Posted by Goose Lane Editions on

Let’s talk about The Forbidden Purple City. Author Philip Huynh was the 2016 co-winner of the Emerging Writers Award and has been widely published in literary journals and the Journey Prize Anthology. This collection of stories took Huynh over 10 years to write.

“The stories are disparate in theme and voice, and I wanted an arrangement that would showcase their stylistic diversity to the greatest effect,” says Huynh, who launches The Forbidden Purple City tonight in Vancouver.

“So for the most part, I tried not to bunch up stories that were too similar in style or tone (for example, not putting two stories told in the first person side-by-side). I wanted to keep the reader interested by providing variety on a tonal level.”

Huynh says that, in a way, the stories are connected through their arrangement, so that each story picks up on some theme the previous story left behind.

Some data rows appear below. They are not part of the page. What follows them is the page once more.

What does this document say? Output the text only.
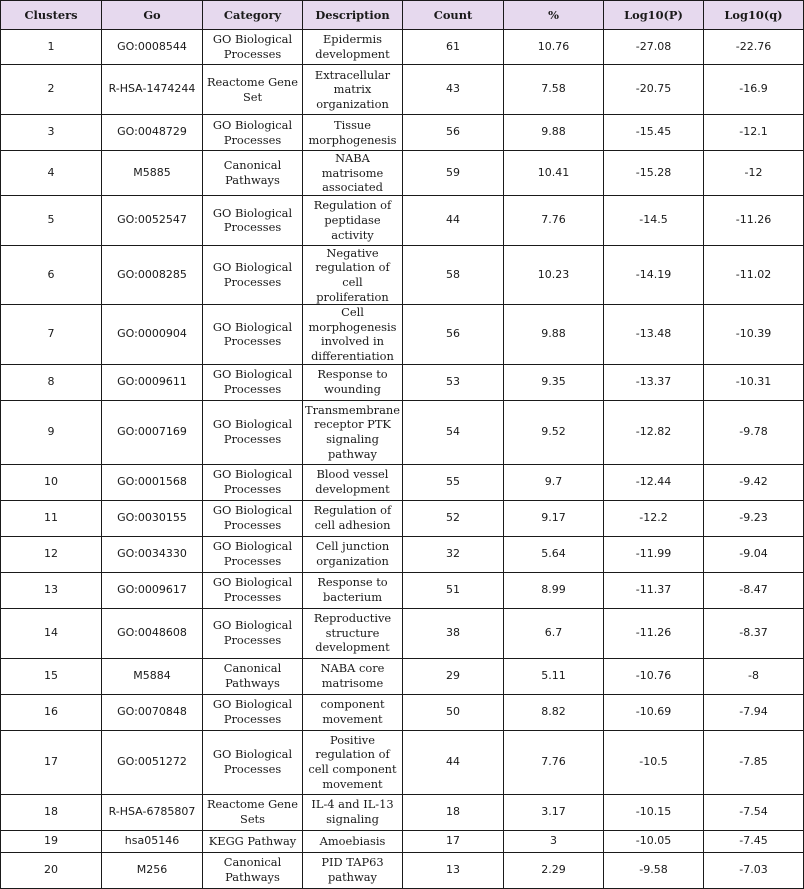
Clusters	Go	Category	Description	Count	%	Log10(P)	Log10(q)
1	GO:0008544	GO Biological Processes	Epidermis development	61	10.76	-27.08	-22.76
2	R-HSA-1474244	Reactome Gene Set	Extracellular matrix organization	43	7.58	-20.75	-16.9
3	GO:0048729	GO Biological Processes	Tissue morphogenesis	56	9.88	-15.45	-12.1
4	M5885	Canonical Pathways	NABA matrisome associated	59	10.41	-15.28	-12
5	GO:0052547	GO Biological Processes	Regulation of peptidase activity	44	7.76	-14.5	-11.26
6	GO:0008285	GO Biological Processes	Negative regulation of cell proliferation	58	10.23	-14.19	-11.02
7	GO:0000904	GO Biological Processes	Cell morphogenesis involved in differentiation	56	9.88	-13.48	-10.39
8	GO:0009611	GO Biological Processes	Response to wounding	53	9.35	-13.37	-10.31
9	GO:0007169	GO Biological Processes	Transmembrane receptor PTK signaling pathway	54	9.52	-12.82	-9.78
10	GO:0001568	GO Biological Processes	Blood vessel development	55	9.7	-12.44	-9.42
11	GO:0030155	GO Biological Processes	Regulation of cell adhesion	52	9.17	-12.2	-9.23
12	GO:0034330	GO Biological Processes	Cell junction organization	32	5.64	-11.99	-9.04
13	GO:0009617	GO Biological Processes	Response to bacterium	51	8.99	-11.37	-8.47
14	GO:0048608	GO Biological Processes	Reproductive structure development	38	6.7	-11.26	-8.37
15	M5884	Canonical Pathways	NABA core matrisome	29	5.11	-10.76	-8
16	GO:0070848	GO Biological Processes	component movement	50	8.82	-10.69	-7.94
17	GO:0051272	GO Biological Processes	Positive regulation of cell component movement	44	7.76	-10.5	-7.85
18	R-HSA-6785807	Reactome Gene Sets	IL-4 and IL-13 signaling	18	3.17	-10.15	-7.54
19	hsa05146	KEGG Pathway	Amoebiasis	17	3	-10.05	-7.45
20	M256	Canonical Pathways	PID TAP63 pathway	13	2.29	-9.58	-7.03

For example, “Gulliver’s Wife” picks up on the question that “The Investment on Dumfries” poses about how the people with whom you share the closest quarters can be a complete mystery. “Turkey Day” ends with a couple at a crossroads regarding their tenuous connections (both are Asian Canadians in New York) and is followed by “Toad Poem”, which is about a man seeking a woman with tenuous connections to his past.

“I’d like to think that the collection comes back full circle and that all the stories resonate with each other.”

We’ve collected some tidbits of interviews and reviews across the web for your reading pleasure below!

 

“I do hope to touch upon matters of more universal interest — such as love, jealousy, and the ambition to make one’s way through often difficult and unfamiliar terrain.”

- Huynh shares in Ricepaper Magazine

 

“Aside from the overall thoughtfulness of the collection, what impresses is the range.”

- Writes Brett Josef Grubisic in the Vancouver Sun

 

 Huynh said that while some of the stories in his collection might hint at parts of his real life, they aren’t autobiographical. For example, many of the stories take place in cities he’s lived in.

- From an interview in Richmond News

 

“Wherever these stories are set, all of them required quite a bit of research, not only to capture the geographic setting but, in a broader sense, to capture worlds that I was not otherwise familiar with, such as the destruction of the Hue palaces during the wars, the various approaches to historical restoration, Vietnamese traditional music, etc.”

- Huynh shares in Event Magazine

 

The launch tonight in Vancouver is at Massy Books at 7 PM. Huynh will be joined by special guest Andrew Battershill, author of MARRY, BANG, KILL.